I am solving the following PDE;
$$
\nabla^2 u = \frac{\partial^2 u}{\partial x^2} + \frac{\partial^2 u}{\partial y^2} = \rho,
$$
where $\rho(0.5,0.5) = 2$ (zero elsewhere), $0\leq x,y\leq1$ and the boundaries will satisfy the condition $u = 0$.
I am solving by finite differences using both a 5 point second order stencil and a 9 point fourth order stencil. It is my understanding that the solution to this PDE is the zero function and this is what I am using to calculate rates of convergence. I have used various error measures including the average difference, max difference and the value at the point $(0.5,0.5)$.

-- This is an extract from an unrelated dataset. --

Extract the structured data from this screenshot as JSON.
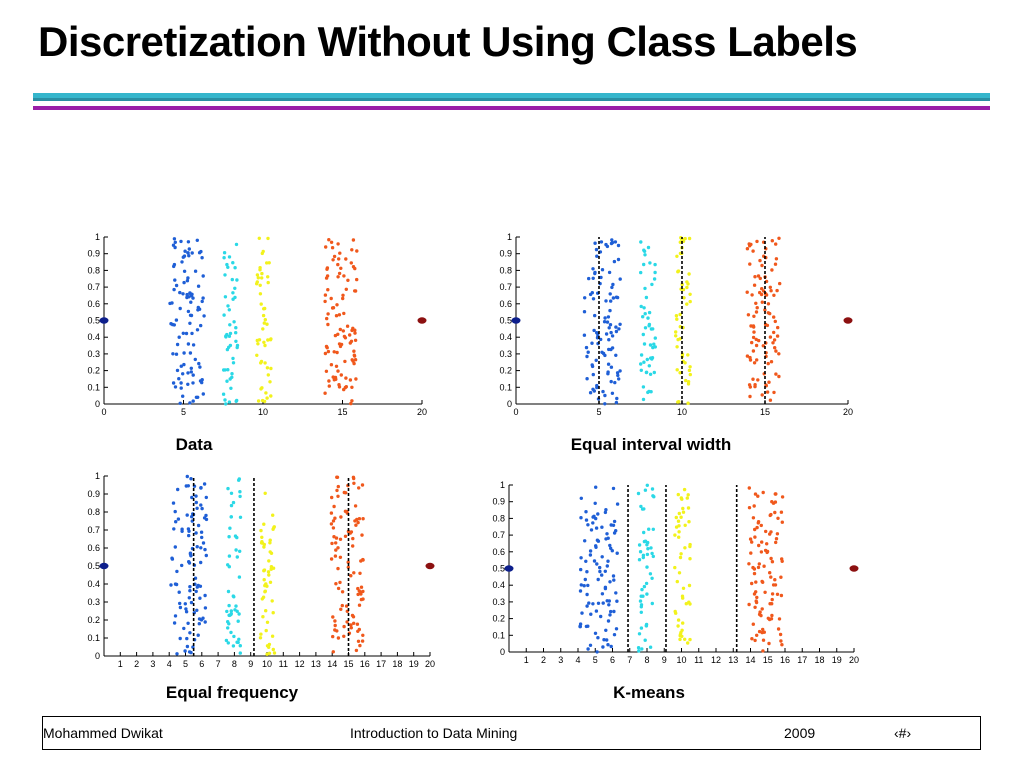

For each error measure I am getting convergence rates of approximately order 2 for both stencils, is there a reason why the fourth order stencil would not converge with order 4?
Best Answer
Ian made two excellent points in comments:
I will elaborate on the second point. The discrete values of $\rho$ you feed into any finite difference method do not represent pointwise values of $\rho$, but rather its averages on scale $h$. So, feeding in $\rho=2$ at $(0.5,0.5)$ (which I assume is one of the grid points) corresponds to prescribing the Laplacian of $2$ on the square with vertices $(0.5\pm h/2, 0.5\pm h/2)$. The analytic solution to the latter problem is of order $h^2$. Indeed, it is given by the integral of Green's function $G$: $$ u(x,y) = \int_{0.5-h/2}^{0.5+h/2}\int_{0.5-h/2}^{0.5+h/2} 2G(x,y;x',y')\,dx'\,dy' $$ which, at a point $(x,y)\ne (0.5,0.5)$, is asymptotic to $h^2 G(x,y,0.5,0.5)$.
At $(x,y)=(0.5,0.5)$ the analytic solution is actually slightly larger: $h^2\log(1/h)$, but this is probably not apparent in the numerical results.